Jose Rabasa, professor of Romance languages and Literatures at Harvard University, describes Columbus's journal as an accurate account of his journey, despite Columbus not actually reaching the East Indies. Rabasa characterizes Columbus's narrative of his discovery as picturesque and glorified, citing examples from las Casas's transcription like "pretty water," "stones with gold-covered spots," and "a good river." Rabasa indicates that Columbus composes his journal with a conqueror approach to exploration in order to convince Queen Isabella of the industrial potential of the new lands. Elvira Vilches, author and professor of Romance studies at Duke University, approaches Columbus's intentions for his journal in a purely religious light. Vilches considers the Diario as Columbus's proof that he successfully spread Christianity to the Americas and as Columbus's evidence that he should acquire more resources to conduct more voyages to the New World. Vilches contends that Columbus's successful presentation of the contents of his journal and accompanied slaves from his first voyage commenced a chain of events. Vilches traces Columbus's mass murder and elimination of Native Americans back to his promise to the Spanish royalty of finding enough gold to fund a Christian crusade in Jerusalem. Vilches argues that the journal's documented New World potential directly led to the promise of gold which resulted in the massacre of innocent Taíno. Dona de Sanctis, the editor in chief of the Italian American magazine, defends Columbus's interactions with the Tainos through his Diario. She specifies that Columbus compliments the Native Americans' appearance and acumen upon first meeting them; she explains that Columbus's crew only retaliated with violence after the men Columbus left behind were killed off by the Tainos, and that Columbus's journal should serve as an important historical artifact emphasizing the significance of Columbus's accomplishments. However, according to the journals, Columbus, unable to prove the Taino actually perpetrated the massacre, took no action whatsoever against the Taino.

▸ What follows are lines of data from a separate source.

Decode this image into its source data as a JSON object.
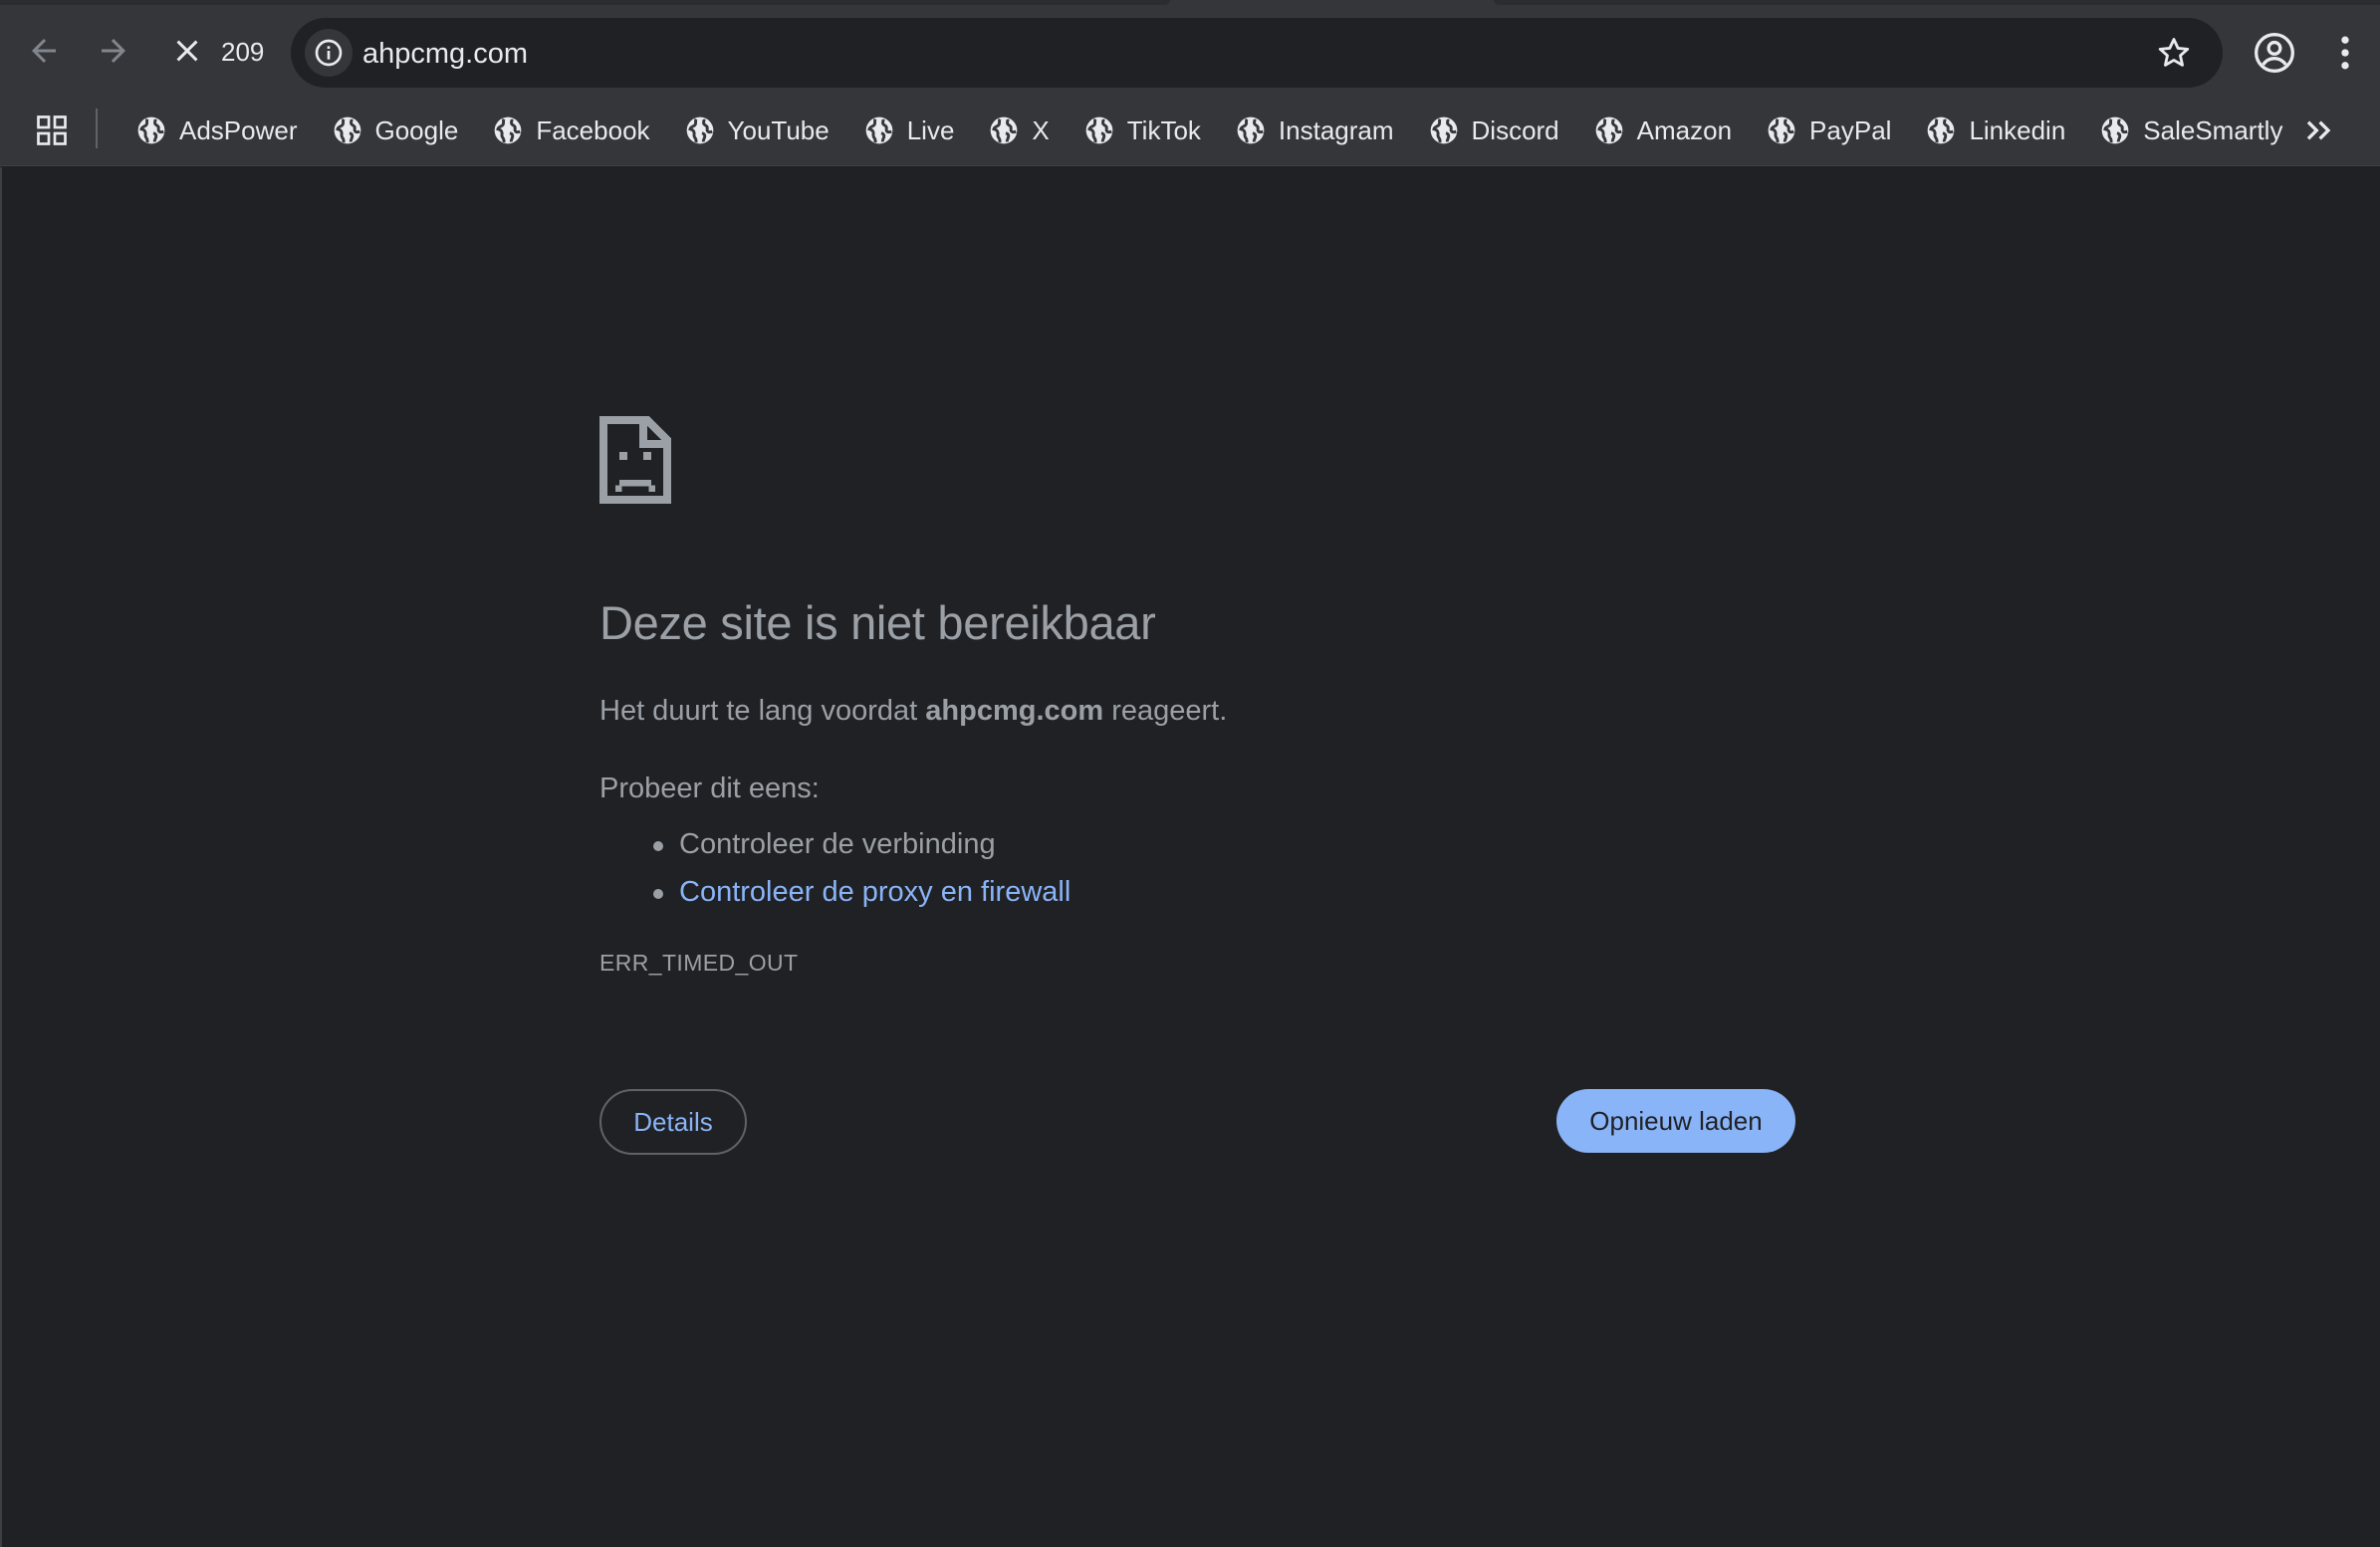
{
  "toolbar": {
    "tab_count": "209",
    "url": "ahpcmg.com"
  },
  "bookmarks": [
    {
      "label": "AdsPower"
    },
    {
      "label": "Google"
    },
    {
      "label": "Facebook"
    },
    {
      "label": "YouTube"
    },
    {
      "label": "Live"
    },
    {
      "label": "X"
    },
    {
      "label": "TikTok"
    },
    {
      "label": "Instagram"
    },
    {
      "label": "Discord"
    },
    {
      "label": "Amazon"
    },
    {
      "label": "PayPal"
    },
    {
      "label": "Linkedin"
    },
    {
      "label": "SaleSmartly"
    }
  ],
  "error": {
    "headline": "Deze site is niet bereikbaar",
    "summary_before": "Het duurt te lang voordat ",
    "summary_host": "ahpcmg.com",
    "summary_after": " reageert.",
    "suggest_title": "Probeer dit eens:",
    "suggestions": [
      {
        "text": "Controleer de verbinding"
      },
      {
        "text": "Controleer de proxy en firewall"
      }
    ],
    "code": "ERR_TIMED_OUT",
    "details_label": "Details",
    "reload_label": "Opnieuw laden"
  },
  "colors": {
    "background": "#202124",
    "toolbar": "#35363a",
    "link": "#8ab4f8",
    "text": "#9aa0a6"
  }
}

The University of Oklahoma's translation, The Diario of Christopher Columbus' First Voyage to America 1492–1493, won the "Spain and America in the Quincentennial of the Discovery" award gifted by the Spanish government in 1991 in celebration of the 500th anniversary of Columbus's discovery of the Americas. Robert Fuson, professor of geography at the University of South Florida, was awarded both the "Book of the Year" by the Library Journal and the "Elliott Montroll Special Award" by the New York Academy of Sciences for his work The Log of Christopher Columbus.